By now I think we’ve beaten the electric motorcycle horse quite a bit. First there was the Electric Motorcycle Buyer’s Guide, where we gave you a glimpse at the electric offerings available today. From there we explored whether electric motorcycle racing will be the next big thing (answer: possibly!), we followed that up by exploring the pros and cons of electric motorcycles, then delved into the electric infrastructure and where to charge electric motorcycles (and cars, for that matter). Lastly, we explored the range of electric motorcycles to help enlighten people on just how far today’s electric motorcycles can actually go (and that range is getting better year after year).
Now we’re going to close our electric series with something a little different. Instead of exploring the future of electrics, or debating about their viability, we’re going to celebrate the one thing electrics do best: accelerate. Hard. And we’re going to highlight the visceral and emotional appeal of raw, unbridled acceleration, courtesy of what we now know as the Lightning LS-218. Back in 2012, when I was lucky enough to get an exclusive First Ride on it, the Lightning didn’t have a name – it had yet to achieve a one-way pass of 218 mph at the Bonneville Salt Flats, and thus was simply called the Lightning Superbike. I’m not surprised at the speed it achieved, though – to this day it remains the fastest motorcycle I’ve ever ridden, with the kind of warp speed acceleration you read about in Sci-Fi books (granted, I have yet to ride the Kawasaki H2R).
Read the link on the First Ride story to get the full scoop about the bike, but here’s a quick refresher: the LS-218 I rode featured a 12kWh battery partnered to the same liquid-cooled IPM motor used in the Chevrolet Tahoe hybrid SUV. After hearing that I’ll never forget what Richard Hatfield, CEO and Founder of Lightning Motorcycles told me: “If it can push a 6,000-pound truck, think of its performance in a 500-pound motorcycle.”

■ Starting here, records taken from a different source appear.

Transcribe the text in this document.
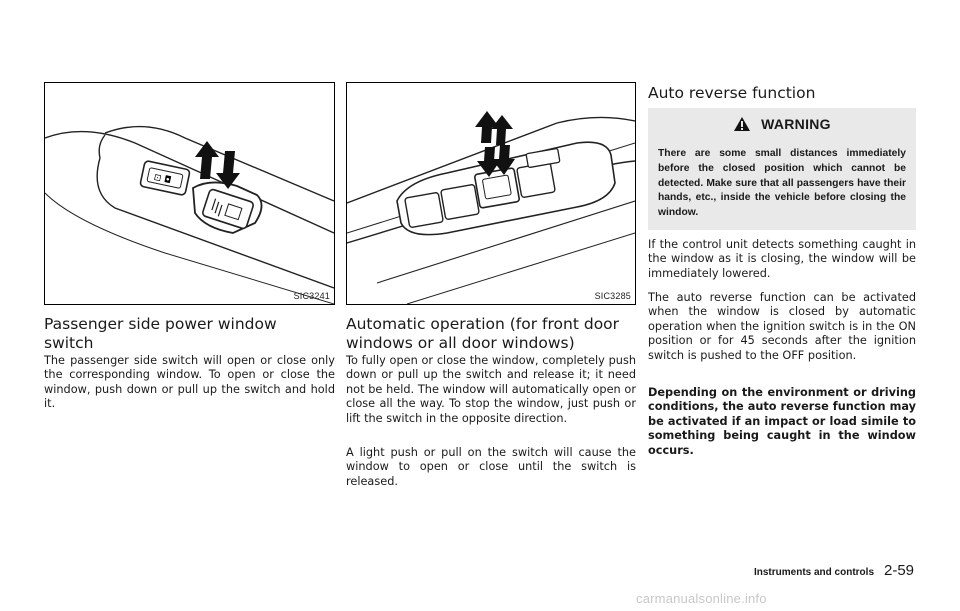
⊡ ◘
SIC3241	SIC3285
Passenger side power window switch

The passenger side switch will open or close only the corresponding window. To open or close the window, push down or pull up the switch and hold it.

Automatic operation (for front door windows or all door windows)

To fully open or close the window, completely push down or pull up the switch and release it; it need not be held. The window will automatically open or close all the way. To stop the window, just push or lift the switch in the opposite direction.

A light push or pull on the switch will cause the window to open or close until the switch is released.

Auto reverse function
WARNING

There are some small distances immediately before the closed position which cannot be detected. Make sure that all passengers have their hands, etc., inside the vehicle before closing the window.

If the control unit detects something caught in the window as it is closing, the window will be immediately lowered.

The auto reverse function can be activated when the window is closed by automatic operation when the ignition switch is in the ON position or for 45 seconds after the ignition switch is pushed to the OFF position.

Depending on the environment or driving conditions, the auto reverse function may be activated if an impact or load simile to something being caught in the window occurs.

Instruments and controls 2-59
carmanualsonline.info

The nonchalant, matter-of-fact tone of his speech did nothing to prepare me mentally for the experience. I had seen videos of the very same bike I’d be riding racing around tracks like Sonoma Raceway and Laguna Seca, but I’d seen plenty of racing videos before. It didn’t hit home until it was my turn to give it a go. Unlike racing machines, where the initial roar of the exhaust upon startup gives a clue that what you’re about to pilot is something special, the Lighting doesn’t tip its hand. Flicking the Lightning on just lights up the dash. Sixty seconds later, and I’d be mesmerized. The plan was simple: haul ass to the bottom of the hill, wait for Hatfield to catch up, throw the bike in the back of his van, then get out. We were skirting the edges of legality with full race fairings, a paper plate, and a flimsy piece of paper with some sort of registration mumbo jumbo on it.

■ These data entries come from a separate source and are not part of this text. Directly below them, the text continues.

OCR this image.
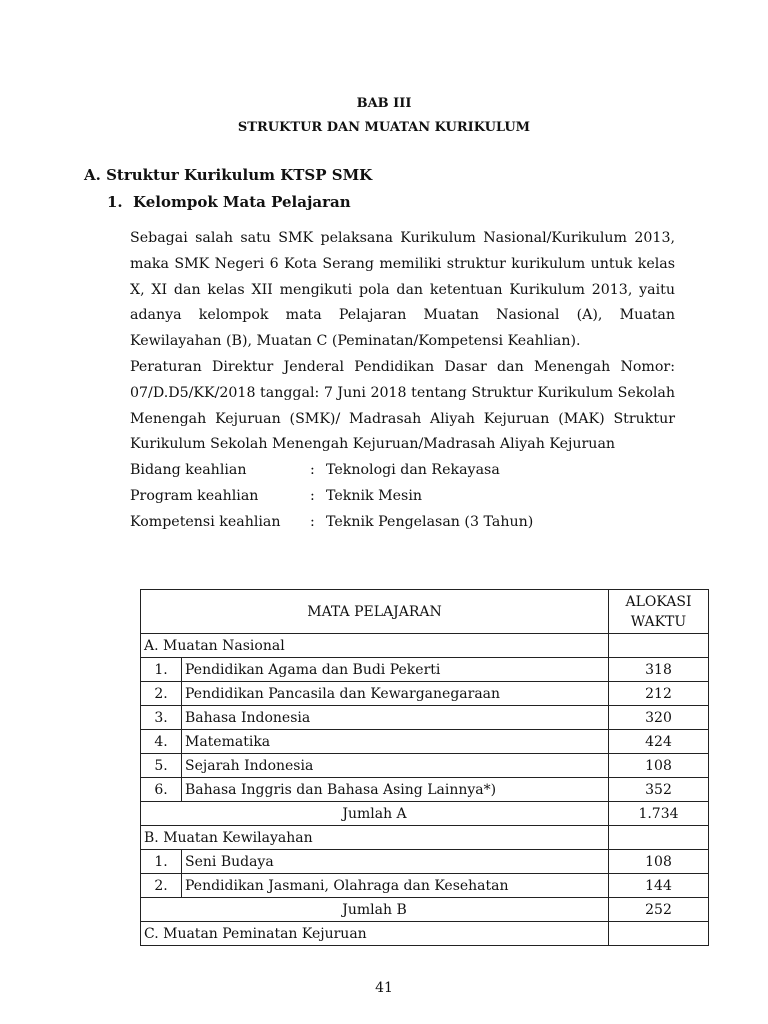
BAB III
STRUKTUR DAN MUATAN KURIKULUM
A. Struktur Kurikulum KTSP SMK
1. Kelompok Mata Pelajaran

Sebagai salah satu SMK pelaksana Kurikulum Nasional/Kurikulum 2013, maka SMK Negeri 6 Kota Serang memiliki struktur kurikulum untuk kelas X, XI dan kelas XII mengikuti pola dan ketentuan Kurikulum 2013, yaitu adanya kelompok mata Pelajaran Muatan Nasional (A), Muatan Kewilayahan (B), Muatan C (Peminatan/Kompetensi Keahlian).

Peraturan Direktur Jenderal Pendidikan Dasar dan Menengah Nomor: 07/D.D5/KK/2018 tanggal: 7 Juni 2018 tentang Struktur Kurikulum Sekolah Menengah Kejuruan (SMK)/ Madrasah Aliyah Kejuruan (MAK) Struktur Kurikulum Sekolah Menengah Kejuruan/Madrasah Aliyah Kejuruan

Bidang keahlian	: Teknologi dan Rekayasa
Program keahlian	: Teknik Mesin
Kompetensi keahlian	: Teknik Pengelasan (3 Tahun)
MATA PELAJARAN		ALOKASI WAKTU
A. Muatan Nasional		
1.	Pendidikan Agama dan Budi Pekerti	318
2.	Pendidikan Pancasila dan Kewarganegaraan	212
3.	Bahasa Indonesia	320
4.	Matematika	424
5.	Sejarah Indonesia	108
6.	Bahasa Inggris dan Bahasa Asing Lainnya*)	352
Jumlah A		1.734
B. Muatan Kewilayahan		
1.	Seni Budaya	108
2.	Pendidikan Jasmani, Olahraga dan Kesehatan	144
Jumlah B		252
C. Muatan Peminatan Kejuruan		
41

Rolling out from the famous Alice’s Kitchen I eased the e-throttle gently, only to be met with a jolt that quickly grabbed my attention. With a rough idea of what I was up against and not much road left to explore, it was time to give it the berries. Full whack of the throttle, and I was screaming like a schoolgirl inside my helmet (watch the video if you don’t believe me), using every muscle to hang on – my eyes working overtime to process the earth whizzing by. I’m fairly sure my arms grew an inch or two from getting pulled so hard.

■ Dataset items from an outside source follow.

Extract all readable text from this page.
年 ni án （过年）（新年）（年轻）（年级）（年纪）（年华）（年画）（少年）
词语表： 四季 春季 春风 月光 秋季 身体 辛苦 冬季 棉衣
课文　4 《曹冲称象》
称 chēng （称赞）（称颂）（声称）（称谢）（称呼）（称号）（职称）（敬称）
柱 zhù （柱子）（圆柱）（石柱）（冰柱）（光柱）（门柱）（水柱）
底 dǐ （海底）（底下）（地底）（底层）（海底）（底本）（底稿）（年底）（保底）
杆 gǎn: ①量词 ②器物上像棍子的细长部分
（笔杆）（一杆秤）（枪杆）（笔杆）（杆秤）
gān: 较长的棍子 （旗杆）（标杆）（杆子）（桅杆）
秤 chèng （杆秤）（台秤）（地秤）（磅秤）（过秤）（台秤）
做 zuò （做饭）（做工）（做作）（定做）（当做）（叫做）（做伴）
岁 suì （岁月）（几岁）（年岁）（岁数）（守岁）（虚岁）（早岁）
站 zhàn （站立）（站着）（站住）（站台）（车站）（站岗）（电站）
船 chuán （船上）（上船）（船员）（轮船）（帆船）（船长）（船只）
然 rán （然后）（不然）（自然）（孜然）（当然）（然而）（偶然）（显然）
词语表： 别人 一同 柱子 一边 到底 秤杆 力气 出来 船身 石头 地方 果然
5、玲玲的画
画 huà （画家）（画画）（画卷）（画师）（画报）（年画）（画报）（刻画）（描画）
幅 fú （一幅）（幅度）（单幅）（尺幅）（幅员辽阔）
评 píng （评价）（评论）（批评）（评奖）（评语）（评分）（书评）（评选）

Acceleration like that is intoxicating, so I had to twist the wrist every chance I got to feel that rush. You start to get used to the power, but the mind is working overtime, every time, to comprehend the sensations such brutal forward thrust introduces to the system. Otherwise, the Lightning brakes nicely for such a heavy motorcycle, and that weight is definitely felt navigating the bends from Alice’s to the bottom. But none of that really matters – the LS-218 is so terrifyingly fast and pulls with such ferocity that all we have left to do is thank the heavens and stars that such wild creations exist. Because motorcycles like this one help us rethink our definition of crazy – and that’s a good thing.